According to the Daily Mail, the images of Mercury, which appears to be brownish-gray in color when viewed from here on Earth, were taken with eight different color filters in order to enhance the actual variations in color that are linked to the composition and materials on the planet´s surface.

More than 88,000 images were collected by Messenger during its 12-month primary mission, and those images — revealed for the first time at the annual meeting of the American Academy for the Advancement of Science (AAAS) in Boston on February 15 — provide the first-ever 360-degree view of the planet orbiting closest to the sun, said Nick Collins, Science Correspondent with The Telegraph.

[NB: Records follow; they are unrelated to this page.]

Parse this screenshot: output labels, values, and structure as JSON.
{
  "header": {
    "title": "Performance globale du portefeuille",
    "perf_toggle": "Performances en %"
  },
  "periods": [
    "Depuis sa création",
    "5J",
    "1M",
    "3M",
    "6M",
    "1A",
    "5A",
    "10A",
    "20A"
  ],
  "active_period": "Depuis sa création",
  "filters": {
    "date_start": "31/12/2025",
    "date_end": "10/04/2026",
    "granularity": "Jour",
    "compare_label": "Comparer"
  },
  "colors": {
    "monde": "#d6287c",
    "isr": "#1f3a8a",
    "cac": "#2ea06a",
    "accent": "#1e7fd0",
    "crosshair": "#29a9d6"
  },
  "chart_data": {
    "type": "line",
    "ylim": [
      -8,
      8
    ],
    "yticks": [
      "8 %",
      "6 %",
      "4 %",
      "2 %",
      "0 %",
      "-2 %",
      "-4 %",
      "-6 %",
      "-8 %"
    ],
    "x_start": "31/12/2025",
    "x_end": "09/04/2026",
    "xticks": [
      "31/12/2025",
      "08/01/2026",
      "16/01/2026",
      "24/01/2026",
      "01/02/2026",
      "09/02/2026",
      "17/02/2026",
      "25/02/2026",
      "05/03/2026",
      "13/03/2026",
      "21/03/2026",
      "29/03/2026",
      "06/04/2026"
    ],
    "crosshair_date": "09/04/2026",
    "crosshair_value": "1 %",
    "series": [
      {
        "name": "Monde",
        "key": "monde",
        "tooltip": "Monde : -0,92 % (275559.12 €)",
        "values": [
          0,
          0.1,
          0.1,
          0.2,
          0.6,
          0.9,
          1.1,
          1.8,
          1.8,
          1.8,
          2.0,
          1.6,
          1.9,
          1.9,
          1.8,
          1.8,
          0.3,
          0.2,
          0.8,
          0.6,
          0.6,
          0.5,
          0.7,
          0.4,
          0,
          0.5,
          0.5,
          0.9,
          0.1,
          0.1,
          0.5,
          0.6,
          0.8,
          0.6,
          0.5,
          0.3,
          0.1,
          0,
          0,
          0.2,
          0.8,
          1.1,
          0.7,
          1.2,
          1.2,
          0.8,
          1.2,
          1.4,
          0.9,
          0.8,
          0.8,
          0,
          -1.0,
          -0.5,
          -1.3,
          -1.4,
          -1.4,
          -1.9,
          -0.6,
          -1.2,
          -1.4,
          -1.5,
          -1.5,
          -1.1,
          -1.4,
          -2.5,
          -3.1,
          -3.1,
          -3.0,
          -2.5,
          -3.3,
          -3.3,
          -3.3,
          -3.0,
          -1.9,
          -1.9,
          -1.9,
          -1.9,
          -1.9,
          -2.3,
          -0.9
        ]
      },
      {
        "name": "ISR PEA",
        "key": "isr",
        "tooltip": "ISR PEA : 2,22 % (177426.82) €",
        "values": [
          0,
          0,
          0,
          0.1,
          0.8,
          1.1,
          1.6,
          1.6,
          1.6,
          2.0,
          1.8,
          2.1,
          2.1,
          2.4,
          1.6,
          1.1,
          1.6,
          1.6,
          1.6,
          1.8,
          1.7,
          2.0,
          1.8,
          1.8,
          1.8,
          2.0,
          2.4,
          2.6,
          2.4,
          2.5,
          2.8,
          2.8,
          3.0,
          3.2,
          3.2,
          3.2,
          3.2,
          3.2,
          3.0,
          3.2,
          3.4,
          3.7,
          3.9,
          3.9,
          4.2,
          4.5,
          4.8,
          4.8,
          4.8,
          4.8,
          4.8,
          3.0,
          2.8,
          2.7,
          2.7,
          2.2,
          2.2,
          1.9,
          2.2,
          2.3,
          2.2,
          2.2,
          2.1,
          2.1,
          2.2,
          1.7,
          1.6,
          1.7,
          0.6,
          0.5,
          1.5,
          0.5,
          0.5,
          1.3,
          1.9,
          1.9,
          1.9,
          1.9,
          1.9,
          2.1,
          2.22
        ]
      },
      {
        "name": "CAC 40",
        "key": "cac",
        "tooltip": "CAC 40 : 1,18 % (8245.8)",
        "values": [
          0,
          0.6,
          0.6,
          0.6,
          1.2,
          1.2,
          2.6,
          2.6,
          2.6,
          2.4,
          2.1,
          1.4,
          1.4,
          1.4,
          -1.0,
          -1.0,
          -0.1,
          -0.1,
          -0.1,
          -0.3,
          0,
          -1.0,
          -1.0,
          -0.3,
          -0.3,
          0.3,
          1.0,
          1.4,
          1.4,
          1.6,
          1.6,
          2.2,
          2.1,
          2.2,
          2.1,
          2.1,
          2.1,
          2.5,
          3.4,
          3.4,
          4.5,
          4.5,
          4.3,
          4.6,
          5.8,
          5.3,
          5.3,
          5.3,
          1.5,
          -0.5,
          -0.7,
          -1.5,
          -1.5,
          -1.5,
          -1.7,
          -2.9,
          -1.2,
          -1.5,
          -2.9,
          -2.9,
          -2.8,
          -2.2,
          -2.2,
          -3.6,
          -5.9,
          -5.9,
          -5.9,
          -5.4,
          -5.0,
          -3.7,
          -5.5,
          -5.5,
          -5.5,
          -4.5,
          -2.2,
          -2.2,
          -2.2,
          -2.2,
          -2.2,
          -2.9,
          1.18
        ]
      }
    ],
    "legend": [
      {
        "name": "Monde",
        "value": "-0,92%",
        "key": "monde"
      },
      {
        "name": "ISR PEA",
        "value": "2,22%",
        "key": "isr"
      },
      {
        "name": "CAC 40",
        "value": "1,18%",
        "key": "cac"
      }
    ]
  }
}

“Messenger’s camera has filters that go from the blue to the near-infrared of the spectrum, and we are able to use computer processing to enhance the very subtle but real color differences that are present on Mercury’s surface,” Dr. David Blewett, a Messenger scientist and a member of the Johns Hopkins University Applied Physics Lab, told BBC News.

“The areas that you see that are orange — those are volcanic plains. There are some areas that are deep blue that are richer in an opaque mineral which is somewhat mysterious — we don’t really know what that is yet,” he added. “And then you see beautiful light-blue streaks across Mercury’s surface. Those are crater rays formed in impacts when fresh, ground-up rock is strewn across the surface of the planet.”

Thanks to the efforts of the Messenger team, Blewett said that NASA has been able to determine that Mercury is “an oddball planet,” Alok Jha of The Guardian said. The project scientist told those in attendance at the AAAS meeting that, despite being the smallest of the eight planets in our solar system, it is actually the densest.

He added that the internal structure of the planet was different from the other planets, and that the surface composition was “enigmatic” because “it consists of rock types that we don’t have much experience with. It has a global, Earth-like magnetic field, Venus and Mars do not.”

Jha added that Messenger was able to detect the presence of several elements on the planet´s surface, including iron, potassium, and titanium. However, due to the lack of rock samples to study, scientists are unable to determine in which minerals and compounds those elements can be found.